(urth) (no subject)

Thomas Bitterman tom at bitterman.net
Wed Jan 19 13:44:36 PST 2011


On Wed, Jan 19, 2011 at 3:43 PM, James Wynn <crushtv at gmail.com> wrote:

>
>
> Thomas Bitterman-
>
> It is entirely possible that the atomic bombs were not the cause of
> Japanese surrender.  Some Japanese principals have denied that the bombs
> were a major factor, citing instead the Russian invasion. In any case,
> invasion wasn't the only other option - a blockade along with continued
> bombing was also an option, and would have almost certainly succeeded
> (albeit more slowly).
>
>
> As in North Korea?
>

Japan was not connected to a much larger country that was actively
supporting it.  Also, we have not continued bombing North Korea in the
manner we would have continued bombing Japan in the scenario I actually
presented.  Japan had no oil and was busy starving.


> Do you really think we could have pulled off such a blockade during the
> Cold War with China and the Soviet Union right off of Japan's coast?
>

Why not?  What were China and the Soviet Union going to do?  Run the
blockade because they liked Japan so much?


> I think the idea that the bombing wasn't THE factor in the surrender is
> extremely wishful thinking.
>

Yet that is what is maintained by several people who should know - people
who were directly involved in the decision.  Perhaps they are unreliable,
but that could be true of anybody.


> There was likely a  Japanese ministers or two who thought privately that
> surrender would be a good idea.
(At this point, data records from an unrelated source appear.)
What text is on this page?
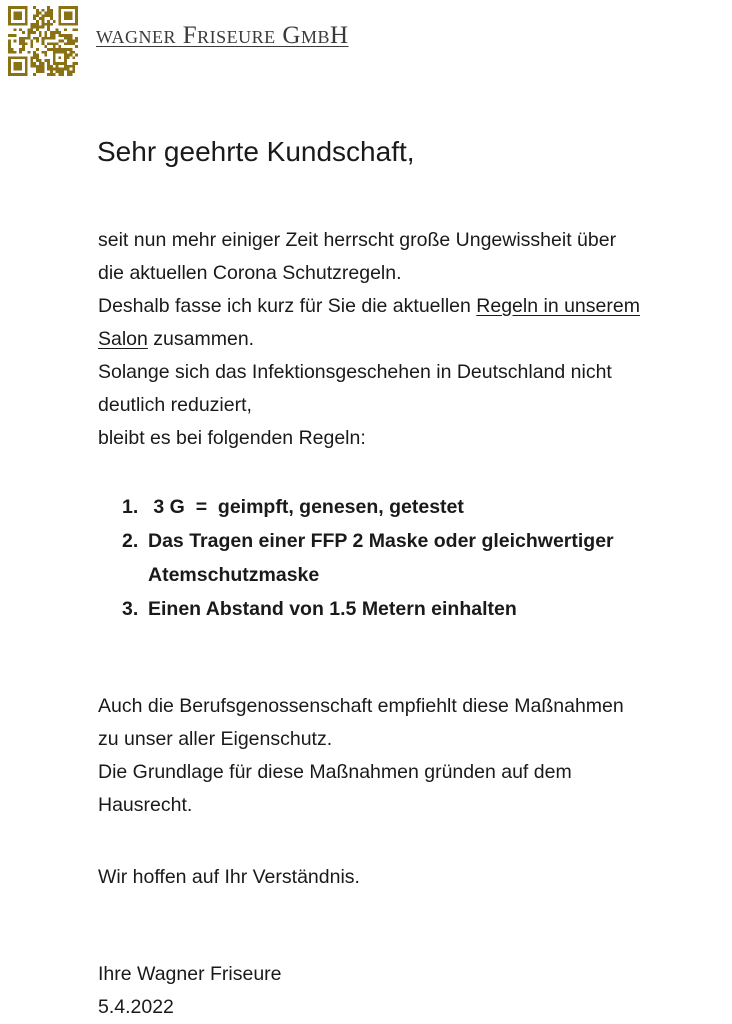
wagner Friseure GmbH
Sehr geehrte Kundschaft,

seit nun mehr einiger Zeit herrscht große Ungewissheit über

die aktuellen Corona Schutzregeln.

Deshalb fasse ich kurz für Sie die aktuellen Regeln in unserem

Salon zusammen.

Solange sich das Infektionsgeschehen in Deutschland nicht

deutlich reduziert,

bleibt es bei folgenden Regeln:

1. 3 G  =  geimpft, genesen, getestet
2. Das Tragen einer FFP 2 Maske oder gleichwertiger Atemschutzmaske
3. Einen Abstand von 1.5 Metern einhalten

Auch die Berufsgenossenschaft empfiehlt diese Maßnahmen

zu unser aller Eigenschutz.

Die Grundlage für diese Maßnahmen gründen auf dem

Hausrecht.

Wir hoffen auf Ihr Verständnis.

Ihre Wagner Friseure

5.4.2022
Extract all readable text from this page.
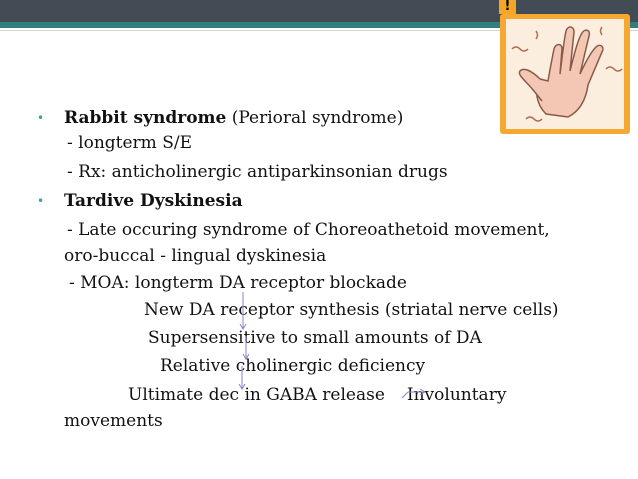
!
• Rabbit syndrome (Perioral syndrome)
- longterm S/E
- Rx: anticholinergic antiparkinsonian drugs
• Tardive Dyskinesia
- Late occuring syndrome of Choreoathetoid movement,
oro-buccal - lingual dyskinesia
- MOA: longterm DA receptor blockade
New DA receptor synthesis (striatal nerve cells)
Supersensitive to small amounts of DA
Relative cholinergic deficiency
Ultimate dec in GABA release Involuntary
movements
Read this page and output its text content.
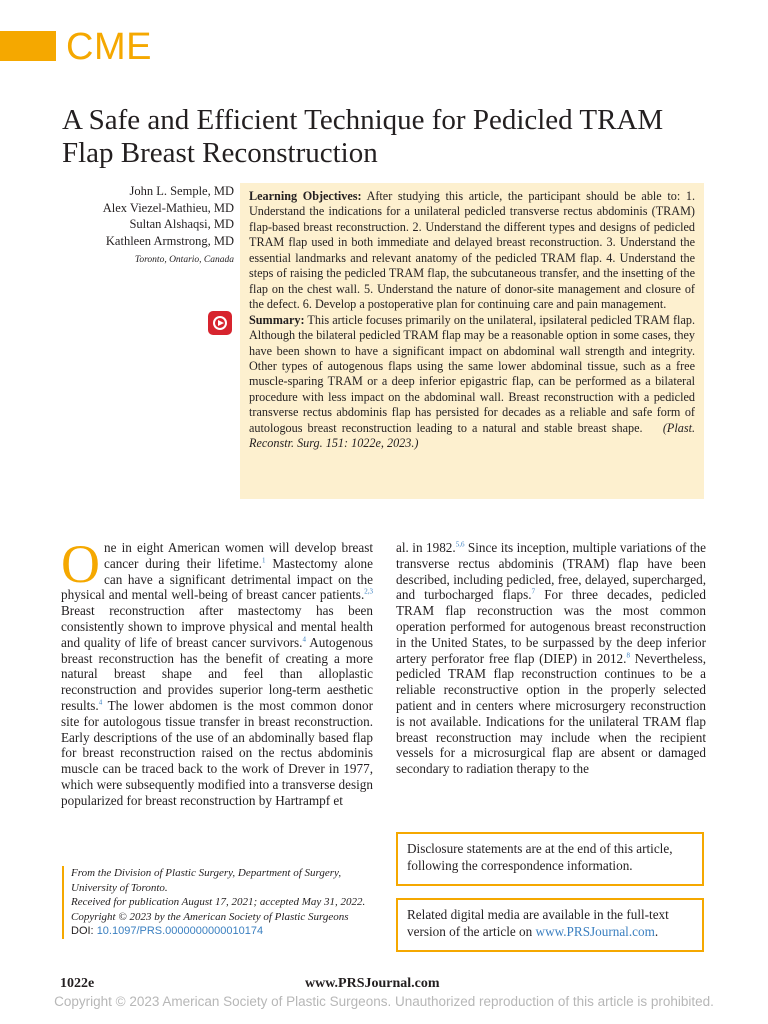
CME
A Safe and Efficient Technique for Pedicled TRAM Flap Breast Reconstruction
John L. Semple, MD
Alex Viezel-Mathieu, MD
Sultan Alshaqsi, MD
Kathleen Armstrong, MD
Toronto, Ontario, Canada
Learning Objectives: After studying this article, the participant should be able to: 1. Understand the indications for a unilateral pedicled transverse rectus abdominis (TRAM) flap-based breast reconstruction. 2. Understand the different types and designs of pedicled TRAM flap used in both immediate and delayed breast reconstruction. 3. Understand the essential landmarks and relevant anatomy of the pedicled TRAM flap. 4. Understand the steps of raising the pedicled TRAM flap, the subcutaneous transfer, and the insetting of the flap on the chest wall. 5. Understand the nature of donor-site management and closure of the defect. 6. Develop a postoperative plan for continuing care and pain management.
Summary: This article focuses primarily on the unilateral, ipsilateral pedicled TRAM flap. Although the bilateral pedicled TRAM flap may be a reasonable option in some cases, they have been shown to have a significant impact on abdominal wall strength and integrity. Other types of autogenous flaps using the same lower abdominal tissue, such as a free muscle-sparing TRAM or a deep inferior epigastric flap, can be performed as a bilateral procedure with less impact on the abdominal wall. Breast reconstruction with a pedicled transverse rectus abdominis flap has persisted for decades as a reliable and safe form of autologous breast reconstruction leading to a natural and stable breast shape. (Plast. Reconstr. Surg. 151: 1022e, 2023.)
One in eight American women will develop breast cancer during their lifetime.$^1$ Mastectomy alone can have a significant detrimental impact on the physical and mental well-being of breast cancer patients.$^{2,3}$ Breast reconstruction after mastectomy has been consistently shown to improve physical and mental health and quality of life of breast cancer survivors.$^4$ Autogenous breast reconstruction has the benefit of creating a more natural breast shape and feel than alloplastic reconstruction and provides superior long-term aesthetic results.$^4$ The lower abdomen is the most common donor site for autologous tissue transfer in breast reconstruction. Early descriptions of the use of an abdominally based flap for breast reconstruction raised on the rectus abdominis muscle can be traced back to the work of Drever in 1977, which were subsequently modified into a transverse design popularized for breast reconstruction by Hartrampf et
al. in 1982.$^{5,6}$ Since its inception, multiple variations of the transverse rectus abdominis (TRAM) flap have been described, including pedicled, free, delayed, supercharged, and turbocharged flaps.$^7$ For three decades, pedicled TRAM flap reconstruction was the most common operation performed for autogenous breast reconstruction in the United States, to be surpassed by the deep inferior artery perforator free flap (DIEP) in 2012.$^8$ Nevertheless, pedicled TRAM flap reconstruction continues to be a reliable reconstructive option in the properly selected patient and in centers where microsurgery reconstruction is not available. Indications for the unilateral TRAM flap breast reconstruction may include when the recipient vessels for a microsurgical flap are absent or damaged secondary to radiation therapy to the
From the Division of Plastic Surgery, Department of Surgery, University of Toronto.
Received for publication August 17, 2021; accepted May 31, 2022.
Copyright © 2023 by the American Society of Plastic Surgeons
DOI: 10.1097/PRS.0000000000010174
Disclosure statements are at the end of this article, following the correspondence information.
Related digital media are available in the full-text version of the article on www.PRSJournal.com.
1022e	www.PRSJournal.com
Copyright © 2023 American Society of Plastic Surgeons. Unauthorized reproduction of this article is prohibited.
But the military and emperor called the
> shots.  If the Japanese didn't surrender after the loss of Okinawa, it is
> improbable that they would have capitulated to the loss of some small
> islands (which the Soviets didn't take until after Hiroshima). And anyway,
> they didn't surrender after the loss of those islands. They surrendered
> after Nagasaki.
>

The Soviets invaded Manchuria (a sizeable land area, not some small islands)
right about the same time as Nagasaki.  Again, Wikipedia with the info.